The sharks circled. They would be at the meeting. He appreciated that he could justify keeping his surveillance team in place for only a limited period, days not weeks. There was also the amount of time
he
was spending on his investigation into Bernardo Cancello. He would try to defend himself. The men of USS
Indianapolis
had screamed each time the sharks had come under them to snatch at the legs of one of their number. His fight would be conducted with propriety, but the knives would be as sharp as sharks’ incisors. He could plead for another week, no longer.
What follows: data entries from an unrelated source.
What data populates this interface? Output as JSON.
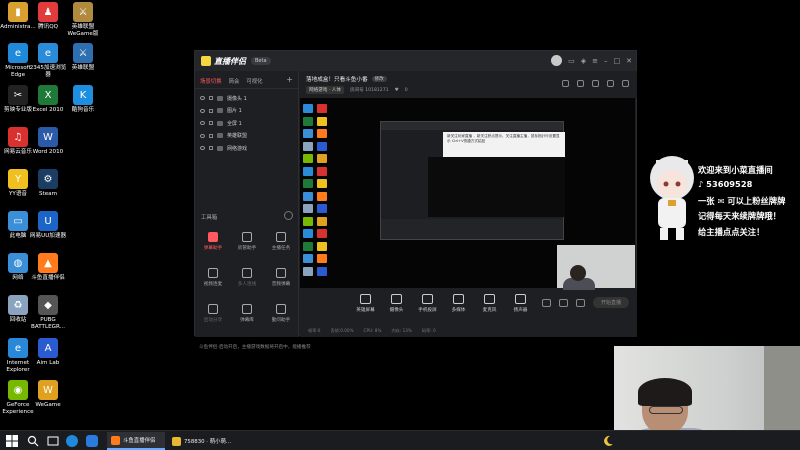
{
  "desktop": {
    "icons": [
      {
        "label": "Administra...",
        "icon": "user-folder-icon",
        "color": "#d9a030",
        "glyph": "▮"
      },
      {
        "label": "腾讯QQ",
        "icon": "qq-icon",
        "color": "#e23b3b",
        "glyph": "♟"
      },
      {
        "label": "英雄联盟 WeGame版",
        "icon": "lol-icon",
        "color": "#b08a3e",
        "glyph": "⚔"
      },
      {
        "label": "Microsoft Edge",
        "icon": "edge-icon",
        "color": "#1f8ad9",
        "glyph": "e"
      },
      {
        "label": "2345加速浏览器",
        "icon": "browser-2345-icon",
        "color": "#2a8bd8",
        "glyph": "e"
      },
      {
        "label": "英雄联盟",
        "icon": "lol-icon",
        "color": "#2d6fb0",
        "glyph": "⚔"
      },
      {
        "label": "剪映专业版",
        "icon": "capcut-icon",
        "color": "#222222",
        "glyph": "✂"
      },
      {
        "label": "Excel 2010",
        "icon": "excel-icon",
        "color": "#1f7a3a",
        "glyph": "X"
      },
      {
        "label": "酷狗音乐",
        "icon": "kugou-icon",
        "color": "#1e8fe0",
        "glyph": "K"
      },
      {
        "label": "网易云音乐",
        "icon": "netease-music-icon",
        "color": "#d93030",
        "glyph": "♫"
      },
      {
        "label": "Word 2010",
        "icon": "word-icon",
        "color": "#2b5aa8",
        "glyph": "W"
      },
      {
        "label": "YY语音",
        "icon": "yy-icon",
        "color": "#f0c020",
        "glyph": "Y"
      },
      {
        "label": "Steam",
        "icon": "steam-icon",
        "color": "#1b3c63",
        "glyph": "⚙"
      },
      {
        "label": "此电脑",
        "icon": "this-pc-icon",
        "color": "#3a8fd8",
        "glyph": "▭"
      },
      {
        "label": "网易UU加速器",
        "icon": "uu-icon",
        "color": "#1c64c8",
        "glyph": "U"
      },
      {
        "label": "网络",
        "icon": "network-icon",
        "color": "#3a8fd8",
        "glyph": "◍"
      },
      {
        "label": "斗鱼直播伴侣",
        "icon": "douyu-companion-icon",
        "color": "#ff7b1c",
        "glyph": "▲"
      },
      {
        "label": "回收站",
        "icon": "recycle-bin-icon",
        "color": "#8aa4c0",
        "glyph": "♻"
      },
      {
        "label": "PUBG BATTLEGR...",
        "icon": "pubg-icon",
        "color": "#555555",
        "glyph": "◆"
      },
      {
        "label": "Internet Explorer",
        "icon": "ie-icon",
        "color": "#2a88d8",
        "glyph": "e"
      },
      {
        "label": "Aim Lab",
        "icon": "aimlab-icon",
        "color": "#2a5bd0",
        "glyph": "A"
      },
      {
        "label": "GeForce Experience",
        "icon": "geforce-icon",
        "color": "#76b900",
        "glyph": "◉"
      },
      {
        "label": "WeGame",
        "icon": "wegame-icon",
        "color": "#e0a020",
        "glyph": "W"
      }
    ]
  },
  "app": {
    "title": "直播伴侣",
    "version_badge": "Beta",
    "left_tabs": [
      "场景切换",
      "简会",
      "可视化"
    ],
    "sources": [
      "摄像头 1",
      "图片 1",
      "全屏 1",
      "英雄联盟",
      "网络游戏"
    ],
    "toolbox_title": "工具箱",
    "tools": [
      {
        "label": "弹幕助手",
        "style": "red"
      },
      {
        "label": "房管助手",
        "style": ""
      },
      {
        "label": "主播任务",
        "style": ""
      },
      {
        "label": "视频连麦",
        "style": ""
      },
      {
        "label": "多人连线",
        "style": "dim"
      },
      {
        "label": "音频弹幕",
        "style": ""
      },
      {
        "label": "启动分享",
        "style": "dim"
      },
      {
        "label": "弹幕库",
        "style": ""
      },
      {
        "label": "勤问助手",
        "style": ""
      }
    ],
    "status_text": "斗鱼伴侣·启动开启，主播游戏数据将开启中，能播推荐",
    "stream": {
      "title": "落地成盒！只看斗鱼小番",
      "edit_label": "修改",
      "category": "网络游戏 · 人体",
      "room": "房间号 10181271",
      "likes": "0"
    },
    "controls": [
      {
        "label": "英雄屏幕",
        "icon": "screen-share-icon"
      },
      {
        "label": "摄像头",
        "icon": "camera-icon"
      },
      {
        "label": "手机投屏",
        "icon": "phone-cast-icon"
      },
      {
        "label": "多媒体",
        "icon": "media-icon"
      },
      {
        "label": "麦克风",
        "icon": "mic-icon"
      },
      {
        "label": "扬声器",
        "icon": "speaker-icon"
      }
    ],
    "start_live_label": "开始直播",
    "status_items": [
      "帧率:0",
      "丢帧:0.00%",
      "CPU: 8%",
      "内存: 13%",
      "码率: 0"
    ],
    "inner_tip": "新关注玩家直播 ，新关注获点提示，关注直播主播，鼠标指针可设置显示 Ctrl+V快捷方式粘贴"
  },
  "overlay": {
    "lines": [
      "欢迎来到小菜直播间",
      "♪ 53609528",
      "一张 ✉ 可以上粉丝牌牌",
      "记得每天来续牌牌哦！",
      "给主播点点关注！"
    ]
  },
  "taskbar": {
    "tasks": [
      {
        "label": "斗鱼直播伴侣",
        "icon": "douyu-companion-icon",
        "color": "#ff7b1c",
        "active": true
      },
      {
        "label": "758830 · 萌小萌...",
        "icon": "browser-icon",
        "color": "#e8b830",
        "active": false
      }
    ]
  }
}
He congratulated the colleague who had brought in the prisoners. It hurt the prosecutor to abandon an investigation, to dump the case notes and the surveillance reports – paper always a useful second behind the electronic library – in the cupboard in his office.
He depended on the surveillance team – he had no other weapon to fight with. He could hope to win another week.
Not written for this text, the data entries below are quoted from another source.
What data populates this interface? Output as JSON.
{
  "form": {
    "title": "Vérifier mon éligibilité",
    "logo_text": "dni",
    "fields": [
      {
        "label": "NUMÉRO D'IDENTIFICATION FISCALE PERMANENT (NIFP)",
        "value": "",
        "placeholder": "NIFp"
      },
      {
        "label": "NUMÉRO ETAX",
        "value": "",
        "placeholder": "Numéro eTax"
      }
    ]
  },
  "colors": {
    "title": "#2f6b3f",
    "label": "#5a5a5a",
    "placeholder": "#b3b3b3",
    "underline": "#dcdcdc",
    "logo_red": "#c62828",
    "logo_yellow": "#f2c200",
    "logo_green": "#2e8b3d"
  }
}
They had talked about socks. Later they would talk about belts. Further down the agenda was the preference for the Beretta 92, fifteen-shot magazine, against the Glock 17, seventeen-shot magazine, which the Gruppo Intervento Speciale favoured. Neither Fabio nor Ciccio had applied to join that section of the
carabinieri
, which was thought to be the best.
In time they could move onto the question of food, what sort of assignment they’d want after this one had run its course, then, as a last resort, their wives. They were almost at the end of the road. Nothing was happening. The daughter, the grandchildren, the daughter-in-law, the matriarch, Stefano, the handyman, the youngster who hung around the back door and the dogs were always on the move, taking grain for the chickens and bringing a bowl of eggs back. They’d have to be desperate to talk about their wives: Fabio’s was Chiara, and Ciccio’s was Neomi. The women knew and confided in each other. Ciccio knew that Chiara had issued an ultimatum: she would leave him if he didn’t cut his hours and was away less often; Fabio knew that Neomi had been diagnosed with a degenerative hip condition. Each had heard about the women the other had been with before his marriage. Pistols were more interesting to talk about than the wives.
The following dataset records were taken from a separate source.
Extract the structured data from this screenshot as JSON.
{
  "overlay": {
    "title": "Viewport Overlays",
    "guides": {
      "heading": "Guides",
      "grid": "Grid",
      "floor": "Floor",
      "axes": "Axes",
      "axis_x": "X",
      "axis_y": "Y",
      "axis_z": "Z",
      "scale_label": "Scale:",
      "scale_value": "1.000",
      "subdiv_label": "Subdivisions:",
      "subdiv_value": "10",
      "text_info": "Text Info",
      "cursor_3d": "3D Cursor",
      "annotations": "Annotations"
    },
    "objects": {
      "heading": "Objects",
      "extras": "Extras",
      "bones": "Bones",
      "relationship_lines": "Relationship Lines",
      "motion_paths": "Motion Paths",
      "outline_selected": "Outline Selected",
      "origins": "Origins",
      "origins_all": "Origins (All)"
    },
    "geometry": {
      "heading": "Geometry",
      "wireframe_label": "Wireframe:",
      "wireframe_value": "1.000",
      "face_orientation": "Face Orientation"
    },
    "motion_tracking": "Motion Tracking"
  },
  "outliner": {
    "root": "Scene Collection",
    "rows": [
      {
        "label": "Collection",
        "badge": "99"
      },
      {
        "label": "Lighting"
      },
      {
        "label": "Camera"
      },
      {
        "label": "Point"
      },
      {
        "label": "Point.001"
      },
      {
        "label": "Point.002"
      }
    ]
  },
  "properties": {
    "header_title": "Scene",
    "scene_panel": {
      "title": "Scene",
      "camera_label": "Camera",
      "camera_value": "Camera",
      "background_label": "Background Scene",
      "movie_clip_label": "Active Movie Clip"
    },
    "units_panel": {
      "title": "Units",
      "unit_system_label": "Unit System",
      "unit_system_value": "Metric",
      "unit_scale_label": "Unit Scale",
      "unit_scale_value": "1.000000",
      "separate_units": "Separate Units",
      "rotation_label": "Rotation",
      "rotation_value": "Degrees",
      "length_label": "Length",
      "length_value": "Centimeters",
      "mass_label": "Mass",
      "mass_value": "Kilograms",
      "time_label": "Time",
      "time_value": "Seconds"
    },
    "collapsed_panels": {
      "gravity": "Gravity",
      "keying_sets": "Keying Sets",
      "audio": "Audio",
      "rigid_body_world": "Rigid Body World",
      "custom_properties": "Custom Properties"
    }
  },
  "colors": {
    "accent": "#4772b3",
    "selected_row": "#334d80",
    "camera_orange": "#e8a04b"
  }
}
Fabio said, ‘I can feel it. He’s here, Bravo Charlie is. Has to be.’
Good to believe. Shit to do surveillance and not believe.
Ciccio said, ‘He has to show himself. We have to see him before the place can be hit. Seen, photographed, identified. We’ve got none of that. I’m saying this’ll be our last shift here.’
‘You crying?’
‘If he’s here, we’ve missed him. The
capo
will get hurt bad.’
Fabio said, ‘I “believe” in
tacchino in gelatina
. Nothing better.’
‘I don’t want to quit.’
‘Shut up.’
‘I hate to lose.’
‘He’s here. I’m certain of it. It’s how they are – never far from base. Maybe it’s us – wrong location, too far back . . .’
‘That’s crazy,’ Ciccio murmured. ‘We looked. We had the aerials. We couldn’t be closer or the dogs would have us. Then we’d be off the face of the planet, fed to the pigs or buried at the back of a cave. Take your own advice and shut up.’